LUIS DE MONTALVOR
(1891-1947)
Luís de Montalvor (S. Vicente, Cabo Verde, 31 de Janeiro de 1891, Lisboa, 2 de Março de 1947) é o pseudónimo do poeta português Luís de Montalvor, pseudónimo de Luís Filipe de Saldanha da Gama da Silva Ramos, poeta e editor português . [ Luiz de Montalvor ; Modernismo ]
Fundou as revistas Orpheu, em 1915, e Centauro, em 1916, e foi colaborador das revistas Atlântida (1915-1920) , Contemporânea (1915-1926) e Sudoeste (1935)
CANÇÃO
Da Walhala modelado,
o bárbaro surgia
às portas de Bizâncio
à hora em que floria
a latina Blasfémia
pelas salas ignotas.
Senhor! Senhor! Que os bárbaros
forçam as áureas portas!
E, forçadas, puseram rosas, rosas
nas cabeças hirsutos e temidos,
exangues do perfume dos cadáveres
daqueles velhos Deuses abolidos.
— E tais, que se tornando adolescentes,
débeis, por entre as chamas de um tesouro,
espectrais, foram deixando pelas portas
sinais pintados dos seus dedos de ouro!
ÉCLOGA
Meus pensamentos são rebanhos:
estremalhados uns, e tristes
outros pastoreiam seus cuidados.
Sonho vê-los, quando sorriste
daquela margem imaginária
tão só dos sonhos imortais,
à hora em que a flauta débil
suspira os seus fingidos ais.
E é de ouro a hora em que te espero
nesta paisagem que mentiste,
perdidos os rebanhos meus
na errada calma em que sorriste.
— E hoje, morto o sonho, deploro
dos meus cuidados o remédio,
e só o teu sorriso imploro,
ó guardadora do meu tédio!
in "Presença"
CANÇÃO
Cortina verde a abanar
ao correr do doce frio,
pudesse a mão que te move
suster meu sonho vazio.
Pudesse de qualquer modo
que tu és, sê-lo também:
cortina verde a abanar,
sem a imagem de ninguém.,
Puro contorno ideal
de cousa inexistente —
pudesse o sonho que sonho
ser o meu ser de contente.
Que a sem razão que te move,
— cortina verde a abanar
pra além das margens do rio —
é a sem razão de sonhar
ao correr do doce frio.
in "Presença"
Ninfas! vós penteais o pavor à janela
da minha alma através a hora sombria e bela.

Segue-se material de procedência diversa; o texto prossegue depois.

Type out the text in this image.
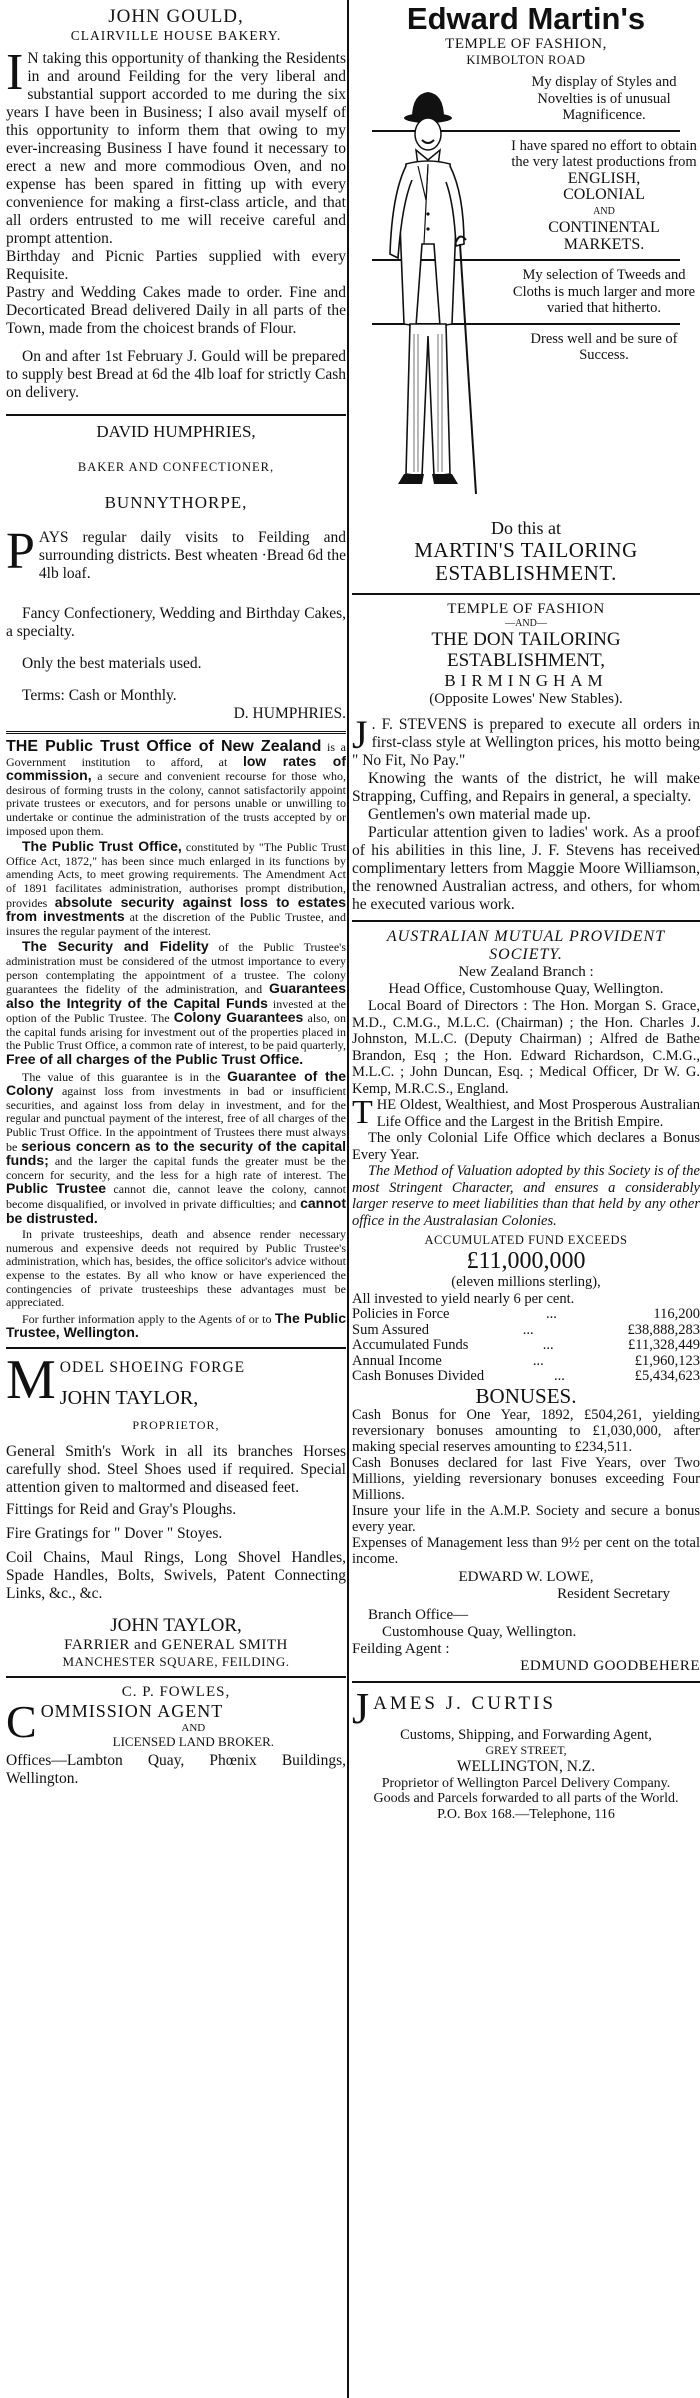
JOHN GOULD,

CLAIRVILLE HOUSE BAKERY.

I N taking this opportunity of thanking the Residents in and around Feilding for the very liberal and substantial support accorded to me during the six years I have been in Business; I also avail myself of this opportunity to inform them that owing to my ever-increasing Business I have found it necessary to erect a new and more commodious Oven, and no expense has been spared in fitting up with every convenience for making a first-class article, and that all orders entrusted to me will receive careful and prompt attention.

Birthday and Picnic Parties supplied with every Requisite.

Pastry and Wedding Cakes made to order. Fine and Decorticated Bread delivered Daily in all parts of the Town, made from the choicest brands of Flour.

On and after 1st February J. Gould will be prepared to supply best Bread at 6d the 4lb loaf for strictly Cash on delivery.

DAVID HUMPHRIES,

BAKER AND CONFECTIONER,

BUNNYTHORPE,

PAYS regular daily visits to Feilding and surrounding districts. Best wheaten ·Bread 6d the 4lb loaf.

Fancy Confectionery, Wedding and Birthday Cakes, a specialty.

Only the best materials used.

Terms: Cash or Monthly.

D. HUMPHRIES.

THE Public Trust Office of New Zealand is a Government institution to afford, at low rates of commission, a secure and convenient recourse for those who, desirous of forming trusts in the colony, cannot satisfactorily appoint private trustees or executors, and for persons unable or unwilling to undertake or continue the administration of the trusts accepted by or imposed upon them.

The Public Trust Office, constituted by "The Public Trust Office Act, 1872," has been since much enlarged in its functions by amending Acts, to meet growing requirements. The Amendment Act of 1891 facilitates administration, authorises prompt distribution, provides absolute security against loss to estates from investments at the discretion of the Public Trustee, and insures the regular payment of the interest.

The Security and Fidelity of the Public Trustee's administration must be considered of the utmost importance to every person contemplating the appointment of a trustee. The colony guarantees the fidelity of the administration, and Guarantees also the Integrity of the Capital Funds invested at the option of the Public Trustee. The Colony Guarantees also, on the capital funds arising for investment out of the properties placed in the Public Trust Office, a common rate of interest, to be paid quarterly, Free of all charges of the Public Trust Office.

The value of this guarantee is in the Guarantee of the Colony against loss from investments in bad or insufficient securities, and against loss from delay in investment, and for the regular and punctual payment of the interest, free of all charges of the Public Trust Office. In the appointment of Trustees there must always be serious concern as to the security of the capital funds; and the larger the capital funds the greater must be the concern for security, and the less for a high rate of interest. The Public Trustee cannot die, cannot leave the colony, cannot become disqualified, or involved in private difficulties; and cannot be distrusted.

In private trusteeships, death and absence render necessary numerous and expensive deeds not required by Public Trustee's administration, which has, besides, the office solicitor's advice without expense to the estates. By all who know or have experienced the contingencies of private trusteeships these advantages must be appreciated.

For further information apply to the Agents of or to The Public Trustee, Wellington.

M ODEL SHOEING FORGE

JOHN TAYLOR,

PROPRIETOR,

General Smith's Work in all its branches Horses carefully shod. Steel Shoes used if required. Special attention given to maltormed and diseased feet.

Fittings for Reid and Gray's Ploughs.

Fire Gratings for " Dover " Stoyes.

Coil Chains, Maul Rings, Long Shovel Handles, Spade Handles, Bolts, Swivels, Patent Connecting Links, &c., &c.

JOHN TAYLOR,

FARRIER and GENERAL SMITH

MANCHESTER SQUARE, FEILDING.

C. P. FOWLES,

C OMMISSION AGENT

AND

LICENSED LAND BROKER.

Offices—Lambton Quay, Phœnix Buildings, Wellington.

Edward Martin's

TEMPLE OF FASHION,

KIMBOLTON ROAD

My display of Styles and Novelties is of unusual Magnificence.

I have spared no effort to obtain the very latest productions from

ENGLISH,

COLONIAL

AND

CONTINENTAL MARKETS.

My selection of Tweeds and Cloths is much larger and more varied that hitherto.

Dress well and be sure of Success.

Do this at

MARTIN'S TAILORING ESTABLISHMENT.

TEMPLE OF FASHION

—AND—

THE DON TAILORING ESTABLISHMENT,

BIRMINGHAM

(Opposite Lowes' New Stables).

J . F. STEVENS is prepared to execute all orders in first-class style at Wellington prices, his motto being " No Fit, No Pay."

Knowing the wants of the district, he will make Strapping, Cuffing, and Repairs in general, a specialty.

Gentlemen's own material made up.

Particular attention given to ladies' work. As a proof of his abilities in this line, J. F. Stevens has received complimentary letters from Maggie Moore Williamson, the renowned Australian actress, and others, for whom he executed various work.

AUSTRALIAN MUTUAL PROVIDENT SOCIETY.

New Zealand Branch :

Head Office, Customhouse Quay, Wellington.

Local Board of Directors : The Hon. Morgan S. Grace, M.D., C.M.G., M.L.C. (Chairman) ; the Hon. Charles J. Johnston, M.L.C. (Deputy Chairman) ; Alfred de Bathe Brandon, Esq ; the Hon. Edward Richardson, C.M.G., M.L.C. ; John Duncan, Esq. ; Medical Officer, Dr W. G. Kemp, M.R.C.S., England.

THE Oldest, Wealthiest, and Most Prosperous Australian Life Office and the Largest in the British Empire.

The only Colonial Life Office which declares a Bonus Every Year.

The Method of Valuation adopted by this Society is of the most Stringent Character, and ensures a considerably larger reserve to meet liabilities than that held by any other office in the Australasian Colonies.

ACCUMULATED FUND EXCEEDS

£11,000,000

(eleven millions sterling),

All invested to yield nearly 6 per cent.

Policies in Force	...	116,200
Sum Assured	...	£38,888,283
Accumulated Funds	...	£11,328,449
Annual Income	...	£1,960,123
Cash Bonuses Divided	...	£5,434,623

BONUSES.

Cash Bonus for One Year, 1892, £504,261, yielding reversionary bonuses amounting to £1,030,000, after making special reserves amounting to £234,511.

Cash Bonuses declared for last Five Years, over Two Millions, yielding reversionary bonuses exceeding Four Millions.

Insure your life in the A.M.P. Society and secure a bonus every year.

Expenses of Management less than 9½ per cent on the total income.

EDWARD W. LOWE,

Resident Secretary

Branch Office—

Customhouse Quay, Wellington.

Feilding Agent :

EDMUND GOODBEHERE

J AMES J. CURTIS

Customs, Shipping, and Forwarding Agent,

GREY STREET,

WELLINGTON, N.Z.

Proprietor of Wellington Parcel Delivery Company.

Goods and Parcels forwarded to all parts of the World.

P.O. Box 168.—Telephone, 116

Coroas não serão sobre mim as de flores
que desfolhais, mas brancos braços de amores
que abrem noturnamente e num país sem dia...
Sois o sonho de mim ao colo da alegria!
*
Flauta débil e ligeira, recorta em sonho
Teu ser antigo e triste. Dá-me às coisas e a mim
Um ar de Deus e o teu modo de ser pensante,
Teu modo que está por detrás de ti.
Ah! plange e chora na minha voz comigo:
Plange divina e bucolicamente!
Traduz-me às coisas por outro modo que
Não seja eu... Ó flauta débil e ligeira!
Traz-me as horas pálidas do desconforto,
Traz-me os sonhos presos nos teus ecos...
Alivia-me a vida com o teu sopro vago
De ilusão, ó ternura sem par! horto
De embriaguez! Jardim suspenso de tristezas!
Solitário instrumento de cisma antiga,
Mãe fingida, lacrimosa de todas as coisas,
Solta as asas de alegria sobre a vida!
Põe uma pausa de pensar nesta paisagem:
(Um vácuo de ser em nós próprios),
Um alheamento de almas na penumbra,
Vago esboço de céus falhados, caídos,
— Gesto de tatearmos com a nossa própria sombra.
Pontua a realidade e deixa-me esse momento
Em que somos uma breve paragem no além:
— Estrangeiros entre os sentidos e o acordarmos...
Encosta-me ao seio das horas descuidadas
E que no frio sono durma o perfil de um Deus.
in "Sudoeste", 1935
MEIRELES, Cecília. Poetas Novos de Portugal. Seleção e prefácio de Cecília Meireles. Rio de Janeiro: Dois Mundos Editora Ltda, 1944. 317 p. ilus. p&b. 14 x 21 cm. Coleção Clássicos e Contemporâneos, dirigida por Jaime Cortesão. Encadernado, 250 exs.
Ex. bibl. Antonio Miranda
“Fundador de “Orpheu”, que no ano seguinte de sua fundação tentaria a revista “Centauro”, pertence mais — já se tem dito — à estirpe do simbolismo francês. Uma extraordinária elegância de forma, a serviço de discreta e comovida ternura, a escolha de temas vagos e imaterializados, dão-lhe um lugar aparte entre os seus contemporâneos.”